Ovviamente non tutte le specie vegetali sono adatte a questo scopo e talune svolgono meglio un compito specifico rispetto alle altre. Particolarmente efficienti sono alcuni tipi di pioppo, che agiscono da vere e proprie pompe naturali estraendo pesticidi o disserbanti da fiumi e falde acquifere; il girasole selvatico e la senape indiana sono invece indicati per l'assorbimento di metalli inquinanti; mentre sembra che per bonificare l'area dell'Ilva di Taranto sia molto adatta la canapa indiana.

I vantaggi della fitorimediazione sono numerosi. Innanzitutto, come detto, l'eliminazione definitiva delle sostanze velenose dall'ambiente, a differenza dei metodi tradizionali che prevedono soluzioni temporanee come spostamenti o coperture; quindi l'impatto quasi nullo sull'ecosistema e sul paesaggio, a cui un bosco di pioppi regalerà sicuramente un aspetto migliore rispetto al profilo di un silo o di una collina artificiale; infine il fattore economico, dato che i costi sono decisamente più contenuti rispetto alle tecniche classiche: si calcola che per spostare mille metri cubi di terreno contaminato si spendano circa mezzo milione di euro. Unico lato negativo sono i tempi dell'intervento “vegetale”, che vanno dall'ordine dei mesi fino alle decine di anni: tempi decisamente lunghi ma che sono tali proprio perché devono rispettare i ritmi e le regole della natura.

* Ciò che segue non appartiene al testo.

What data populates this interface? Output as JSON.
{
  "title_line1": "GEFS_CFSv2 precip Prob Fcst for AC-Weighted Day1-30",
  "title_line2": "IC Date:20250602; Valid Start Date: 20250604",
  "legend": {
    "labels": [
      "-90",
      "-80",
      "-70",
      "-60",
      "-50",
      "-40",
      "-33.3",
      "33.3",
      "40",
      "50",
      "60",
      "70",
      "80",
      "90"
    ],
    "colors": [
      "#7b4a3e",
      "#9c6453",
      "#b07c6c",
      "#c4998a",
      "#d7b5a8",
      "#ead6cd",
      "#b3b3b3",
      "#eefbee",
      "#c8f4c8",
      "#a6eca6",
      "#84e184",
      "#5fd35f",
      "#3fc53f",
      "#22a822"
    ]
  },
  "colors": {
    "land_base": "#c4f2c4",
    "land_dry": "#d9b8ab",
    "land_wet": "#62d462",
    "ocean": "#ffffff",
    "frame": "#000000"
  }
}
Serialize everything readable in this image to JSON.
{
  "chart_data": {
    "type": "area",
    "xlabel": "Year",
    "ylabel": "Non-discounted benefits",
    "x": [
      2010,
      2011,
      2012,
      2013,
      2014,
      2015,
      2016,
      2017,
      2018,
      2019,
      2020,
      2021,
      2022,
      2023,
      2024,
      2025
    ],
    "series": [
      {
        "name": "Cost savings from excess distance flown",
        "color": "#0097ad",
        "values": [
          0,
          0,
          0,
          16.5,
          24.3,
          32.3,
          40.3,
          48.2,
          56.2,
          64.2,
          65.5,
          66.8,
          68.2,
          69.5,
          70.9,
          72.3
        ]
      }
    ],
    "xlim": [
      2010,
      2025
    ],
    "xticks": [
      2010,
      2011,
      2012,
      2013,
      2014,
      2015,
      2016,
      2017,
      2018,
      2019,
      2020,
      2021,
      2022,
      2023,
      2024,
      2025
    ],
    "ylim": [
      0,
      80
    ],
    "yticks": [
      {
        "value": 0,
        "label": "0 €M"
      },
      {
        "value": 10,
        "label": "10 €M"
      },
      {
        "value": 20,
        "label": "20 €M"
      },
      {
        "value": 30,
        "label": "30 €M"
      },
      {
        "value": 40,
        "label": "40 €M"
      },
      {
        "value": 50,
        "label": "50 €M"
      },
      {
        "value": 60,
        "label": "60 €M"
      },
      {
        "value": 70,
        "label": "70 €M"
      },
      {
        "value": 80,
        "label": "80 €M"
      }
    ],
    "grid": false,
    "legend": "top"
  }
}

Uno svantaggio che potrebbe rivelarsi fatale nella situazione critica in cui versa il nostro pianeta e di cui le cronache giorno dopo giorno ci rendono conto. La speranza è che un sistema così innovativo ed ecologico come la fitorimediazione non venga abbandonato, ma che si sviluppi sempre di più, magari perfezionando le sue pratiche anche con l'aiuto delle tecnologie moderne.